El presente en una mirada retrospectiva del pasado
El presente en una mirada retrospectiva del pasado
Raúl Prada Alcoreza
Quizás haya momentos cruciales cuando es conveniente
detenerse y hacer un análisis del
presente a través de una mirada retrospectiva del pasado; es decir, una genealogía. Momentos como los golpes de
Dios, que Cesar Vallejo devela en los Heraldos
negros. Momentos de desolación y amargura, momentos también de enojo y de
furia, momentos de crisis existencial.
Quizás una de las preguntas sea: ¿qué hemos hecho para merecer esto, este desenlace? La historia parece una condena y una fatalidad, como si estuviéramos
destinados al fracaso y a la derrota. Entonces estamos dispuestos a las
actitudes más controversiales, inclusive contradictorias, ambivalentes,
diletantes. Es como romper las copas en la pared, estrellar la vajilla en el
piso o tirar cualquier cosa, con tal de descargar la furia. Pero, nada de esto,
estas acciones de descarga, de catarsis,
nos puede ayudar a resolver el desafío ni el problema que enfrentamos. Es menester, detenerse, tranquilizarse,
respirar profundo, darse la oportunidad para reflexionar. Por lo menos hacerse una simple pregunta: ¿qué ha
pasado? Ahora bien, esta pregunta tiene que ver con nuestra historia efectiva, no con la historia oficial, no con el relato del poder, sino con las historias singulares que relatan
nuestros diversos y variados recorridos, pero, sobre todo, que han dado lugar a
la convergencia del momento del que
hablamos.
La pregunta que
tantas veces mencionamos, en distintas ocasiones, tocando diferentes temas
cruciales, es: ¿Cómo hemos llegado a ser lo que somos en el momento presente?

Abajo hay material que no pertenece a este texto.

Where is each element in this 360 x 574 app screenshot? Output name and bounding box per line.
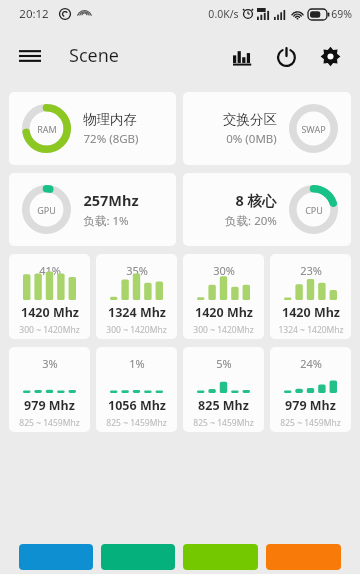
- staticText: 979 Mhz: [285, 397, 336, 414]
- staticText: 41%: [39, 263, 61, 278]
- staticText: 72% (8GB): [83, 131, 139, 147]
- staticText: RAM: [37, 123, 57, 135]
- button[interactable]: Statistics: [220, 34, 264, 78]
- staticText: 1324 Mhz: [108, 304, 166, 321]
- button[interactable]: Power: [264, 34, 308, 78]
- staticText: 1420 Mhz: [21, 304, 79, 321]
- button[interactable]: 3%: [9, 347, 90, 432]
- staticText: 负载: 20%: [225, 213, 277, 229]
- staticText: 300 ~ 1420Mhz: [19, 324, 80, 336]
- staticText: 交换分区: [223, 111, 277, 128]
- button[interactable]: 23%: [270, 254, 351, 339]
- button[interactable]: Mode 3: [183, 544, 258, 570]
- staticText: 24%: [300, 356, 322, 371]
- staticText: 825 Mhz: [198, 397, 249, 414]
- button[interactable]: Mode 4: [266, 544, 341, 570]
- button[interactable]: 24%: [270, 347, 351, 432]
- button[interactable]: Menu: [8, 34, 52, 78]
- staticText: 23%: [300, 263, 322, 278]
- staticText: 0% (0MB): [226, 131, 277, 147]
- staticText: Scene: [69, 43, 119, 68]
- staticText: SWAP: [301, 123, 326, 135]
- staticText: 8 核心: [235, 190, 277, 210]
- staticText: 825 ~ 1459Mhz: [193, 417, 254, 429]
- staticText: 3%: [42, 356, 58, 371]
- staticText: 825 ~ 1459Mhz: [106, 417, 167, 429]
- button[interactable]: 1%: [96, 347, 177, 432]
- button[interactable]: Settings: [308, 34, 352, 78]
- button[interactable]: Mode 1: [19, 544, 93, 570]
- staticText: GPU: [37, 204, 56, 216]
- staticText: 825 ~ 1459Mhz: [280, 417, 341, 429]
- staticText: 物理内存: [83, 111, 137, 128]
- staticText: 30%: [213, 263, 235, 278]
- button[interactable]: 8 核心: [183, 173, 351, 246]
- staticText: 257Mhz: [83, 190, 139, 210]
- staticText: 负载: 1%: [83, 213, 129, 229]
- staticText: 5%: [216, 356, 232, 371]
- button[interactable]: GPU: [9, 173, 176, 246]
- button[interactable]: 30%: [183, 254, 264, 339]
- staticText: 300 ~ 1420Mhz: [106, 324, 167, 336]
- button[interactable]: 41%: [9, 254, 90, 339]
- button[interactable]: RAM: [9, 92, 176, 165]
- staticText: 1420 Mhz: [195, 304, 253, 321]
- staticText: 1056 Mhz: [108, 397, 166, 414]
- staticText: 979 Mhz: [24, 397, 75, 414]
- staticText: 1324 ~ 1420Mhz: [278, 324, 344, 336]
- staticText: 1420 Mhz: [282, 304, 340, 321]
- staticText: 69%: [331, 7, 352, 21]
- staticText: 0.0K/s: [208, 7, 239, 21]
- staticText: CPU: [305, 204, 323, 216]
- button[interactable]: 交换分区: [183, 92, 351, 165]
- staticText: 20:12: [19, 6, 49, 22]
- staticText: 35%: [126, 263, 148, 278]
- staticText: 300 ~ 1420Mhz: [193, 324, 254, 336]
- staticText: 1%: [129, 356, 145, 371]
- staticText: 825 ~ 1459Mhz: [19, 417, 80, 429]
- button[interactable]: 35%: [96, 254, 177, 339]
- button[interactable]: 5%: [183, 347, 264, 432]
- button[interactable]: Mode 2: [101, 544, 175, 570]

Usando esta pregunta hermenéutica de Michel Foucault, que nos parece
pertinente, abordando los espesores de
intensidad de la arqueología de los
saberes, de la genealogía del poder,
de la hermenéutica del sujeto o,
mejor dicho, de la hermenéutica de la
subjetividad. Entonces, en este caso,
debemos atender a todos los dispositivos
que nos han constituido como sujetos;
esa larga y persistente inscripción
en nuestros cuerpos de los diagramas de poder, sobre todo las tecnologías de poder.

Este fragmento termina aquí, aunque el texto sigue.